“Garstin is passing through a phase just now. He paints from the Cafe Royal.”
“Oh!”
He paused, and his brown face took on a look of rather hard meditation.
“Does he never paint what they call decent people?” he inquired. “One may occasionally spend an hour at the Cafe Royal—especially if one is not English—without belonging to the bas-fonds. I do not know whether Mr. Dick Garstin understands that.”

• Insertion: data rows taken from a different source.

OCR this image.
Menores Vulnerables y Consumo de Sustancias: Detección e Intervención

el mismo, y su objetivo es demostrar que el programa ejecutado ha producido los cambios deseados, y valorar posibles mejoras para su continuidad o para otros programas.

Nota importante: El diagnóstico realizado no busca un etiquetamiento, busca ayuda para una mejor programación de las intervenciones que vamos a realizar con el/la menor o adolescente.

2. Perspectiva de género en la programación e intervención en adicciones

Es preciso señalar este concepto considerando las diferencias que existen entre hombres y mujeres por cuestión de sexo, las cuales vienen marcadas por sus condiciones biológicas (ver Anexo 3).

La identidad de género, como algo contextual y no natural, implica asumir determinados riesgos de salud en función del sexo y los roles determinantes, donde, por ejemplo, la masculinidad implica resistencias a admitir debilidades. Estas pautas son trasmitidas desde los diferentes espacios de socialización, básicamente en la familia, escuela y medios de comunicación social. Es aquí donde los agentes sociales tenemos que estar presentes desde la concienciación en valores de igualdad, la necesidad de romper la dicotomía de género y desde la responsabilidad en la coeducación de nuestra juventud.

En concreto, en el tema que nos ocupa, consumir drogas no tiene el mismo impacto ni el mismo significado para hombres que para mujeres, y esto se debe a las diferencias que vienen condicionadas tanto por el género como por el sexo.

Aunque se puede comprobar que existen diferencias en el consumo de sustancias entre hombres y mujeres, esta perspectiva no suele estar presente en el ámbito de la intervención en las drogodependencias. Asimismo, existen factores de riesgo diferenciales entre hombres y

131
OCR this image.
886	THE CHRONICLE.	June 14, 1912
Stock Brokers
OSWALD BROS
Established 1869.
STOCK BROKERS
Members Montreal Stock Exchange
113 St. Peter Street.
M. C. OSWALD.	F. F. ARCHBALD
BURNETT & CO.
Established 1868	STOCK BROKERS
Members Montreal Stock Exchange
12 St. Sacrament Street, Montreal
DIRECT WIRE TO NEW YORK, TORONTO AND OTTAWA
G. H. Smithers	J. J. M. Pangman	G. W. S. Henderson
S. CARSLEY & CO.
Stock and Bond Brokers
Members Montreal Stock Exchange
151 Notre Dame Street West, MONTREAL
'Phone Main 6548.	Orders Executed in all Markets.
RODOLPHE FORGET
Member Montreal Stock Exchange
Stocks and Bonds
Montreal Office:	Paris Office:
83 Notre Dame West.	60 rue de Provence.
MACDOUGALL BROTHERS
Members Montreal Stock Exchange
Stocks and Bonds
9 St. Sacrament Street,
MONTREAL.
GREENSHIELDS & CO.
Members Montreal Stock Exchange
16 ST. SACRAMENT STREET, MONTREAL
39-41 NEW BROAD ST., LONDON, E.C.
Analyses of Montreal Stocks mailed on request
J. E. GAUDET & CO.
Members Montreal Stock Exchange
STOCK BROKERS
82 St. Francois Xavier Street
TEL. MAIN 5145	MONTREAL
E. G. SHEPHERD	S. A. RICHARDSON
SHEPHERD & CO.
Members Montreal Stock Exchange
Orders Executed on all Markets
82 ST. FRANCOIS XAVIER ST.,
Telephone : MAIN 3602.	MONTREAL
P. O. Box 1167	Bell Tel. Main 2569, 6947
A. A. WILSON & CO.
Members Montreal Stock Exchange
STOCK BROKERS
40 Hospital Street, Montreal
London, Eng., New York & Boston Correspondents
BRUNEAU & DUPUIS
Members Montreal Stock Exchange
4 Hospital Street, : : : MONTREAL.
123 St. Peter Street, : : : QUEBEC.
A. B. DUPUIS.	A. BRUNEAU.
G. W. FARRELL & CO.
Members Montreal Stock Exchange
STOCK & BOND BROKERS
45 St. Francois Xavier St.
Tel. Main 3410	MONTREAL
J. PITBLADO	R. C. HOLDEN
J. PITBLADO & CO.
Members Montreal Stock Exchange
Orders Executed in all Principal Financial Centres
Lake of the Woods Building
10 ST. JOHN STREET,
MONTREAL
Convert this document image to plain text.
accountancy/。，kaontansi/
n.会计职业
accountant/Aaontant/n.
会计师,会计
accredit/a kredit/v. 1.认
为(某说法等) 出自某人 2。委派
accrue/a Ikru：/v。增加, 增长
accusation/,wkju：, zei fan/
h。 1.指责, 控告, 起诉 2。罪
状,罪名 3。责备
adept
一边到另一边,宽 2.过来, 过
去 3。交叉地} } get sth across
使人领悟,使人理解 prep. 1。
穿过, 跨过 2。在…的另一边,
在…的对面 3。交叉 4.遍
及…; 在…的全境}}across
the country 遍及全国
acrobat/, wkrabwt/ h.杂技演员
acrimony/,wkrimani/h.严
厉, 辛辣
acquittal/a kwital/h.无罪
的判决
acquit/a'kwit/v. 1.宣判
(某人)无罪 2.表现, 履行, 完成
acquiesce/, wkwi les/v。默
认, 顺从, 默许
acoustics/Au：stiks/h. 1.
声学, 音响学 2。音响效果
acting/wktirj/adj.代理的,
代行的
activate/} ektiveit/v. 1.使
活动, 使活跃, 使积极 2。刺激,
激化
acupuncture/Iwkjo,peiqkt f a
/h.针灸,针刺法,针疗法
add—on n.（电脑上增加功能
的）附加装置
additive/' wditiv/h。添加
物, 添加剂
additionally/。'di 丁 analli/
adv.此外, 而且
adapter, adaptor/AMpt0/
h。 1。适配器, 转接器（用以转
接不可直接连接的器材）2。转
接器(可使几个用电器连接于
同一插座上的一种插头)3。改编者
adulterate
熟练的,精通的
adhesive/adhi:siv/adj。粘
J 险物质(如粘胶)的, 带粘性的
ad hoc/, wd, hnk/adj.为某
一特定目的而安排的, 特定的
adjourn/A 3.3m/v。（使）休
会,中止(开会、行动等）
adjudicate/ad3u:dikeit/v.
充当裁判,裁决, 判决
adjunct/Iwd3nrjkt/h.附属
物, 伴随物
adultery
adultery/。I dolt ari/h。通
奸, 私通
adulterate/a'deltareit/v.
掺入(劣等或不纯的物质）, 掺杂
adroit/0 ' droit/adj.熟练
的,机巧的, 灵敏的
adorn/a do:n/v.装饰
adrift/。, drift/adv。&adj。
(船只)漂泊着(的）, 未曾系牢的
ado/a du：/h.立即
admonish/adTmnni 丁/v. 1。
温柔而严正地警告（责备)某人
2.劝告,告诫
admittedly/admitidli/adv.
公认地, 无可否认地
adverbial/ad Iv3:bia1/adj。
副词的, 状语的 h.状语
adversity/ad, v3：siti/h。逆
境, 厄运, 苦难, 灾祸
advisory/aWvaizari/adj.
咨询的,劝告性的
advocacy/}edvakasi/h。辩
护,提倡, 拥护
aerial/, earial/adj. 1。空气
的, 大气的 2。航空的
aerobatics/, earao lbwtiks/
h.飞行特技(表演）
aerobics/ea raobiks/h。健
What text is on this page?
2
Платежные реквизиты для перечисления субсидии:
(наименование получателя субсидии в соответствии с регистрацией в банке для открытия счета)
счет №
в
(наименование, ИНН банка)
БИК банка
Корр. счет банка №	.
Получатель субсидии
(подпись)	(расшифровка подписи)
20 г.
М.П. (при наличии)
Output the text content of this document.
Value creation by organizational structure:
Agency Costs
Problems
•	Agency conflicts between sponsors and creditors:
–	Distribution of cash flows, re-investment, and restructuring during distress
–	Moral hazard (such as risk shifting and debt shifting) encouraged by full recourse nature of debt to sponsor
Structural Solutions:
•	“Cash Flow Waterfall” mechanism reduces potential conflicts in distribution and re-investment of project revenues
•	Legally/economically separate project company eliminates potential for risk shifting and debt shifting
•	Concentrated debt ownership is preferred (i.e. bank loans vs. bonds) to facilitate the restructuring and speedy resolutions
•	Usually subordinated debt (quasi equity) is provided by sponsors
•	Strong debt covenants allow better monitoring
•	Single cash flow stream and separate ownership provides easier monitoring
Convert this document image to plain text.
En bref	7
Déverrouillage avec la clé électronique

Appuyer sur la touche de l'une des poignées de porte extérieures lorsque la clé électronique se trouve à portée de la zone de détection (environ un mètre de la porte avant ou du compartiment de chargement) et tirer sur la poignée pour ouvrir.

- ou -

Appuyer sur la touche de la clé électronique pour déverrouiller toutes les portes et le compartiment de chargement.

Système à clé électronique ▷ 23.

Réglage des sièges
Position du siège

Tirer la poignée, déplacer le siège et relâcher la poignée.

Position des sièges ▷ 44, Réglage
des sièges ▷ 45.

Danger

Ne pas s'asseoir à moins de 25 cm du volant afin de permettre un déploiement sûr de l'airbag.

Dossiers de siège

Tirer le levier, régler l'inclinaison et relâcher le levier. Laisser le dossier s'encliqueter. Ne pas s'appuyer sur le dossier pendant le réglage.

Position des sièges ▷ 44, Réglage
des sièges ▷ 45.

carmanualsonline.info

“Of course he does,” she said, instantly grasping the meaning of his hesitation. “But there is one portrait—of a man—which I don’t think you have looked at.”
“Where?”
“On that big easel with its back to us. If you want a decent person”—she spoke with a slightly ironical intonation—“go and see what Garstin can do with decency.”
“I will.”
And he walked over to the side of the room opposite to the grand piano, and went to stand in front of the easel she had indicated. She stood where she was and watched him. For two or three minutes he looked at the picture in silence, and she thought his expression had become slightly hostile. His audacious and rather thick lips were set together firmly, almost too firmly. His splendid figure supple, athletic and harmonious, looked almost rigid. She wondered what he was feeling, whether he disliked the portrait of the judge of the Criminal Court at which he was looking. Finally he said:
“I think Mr. Dick Garstin is a humorist. Do not you?”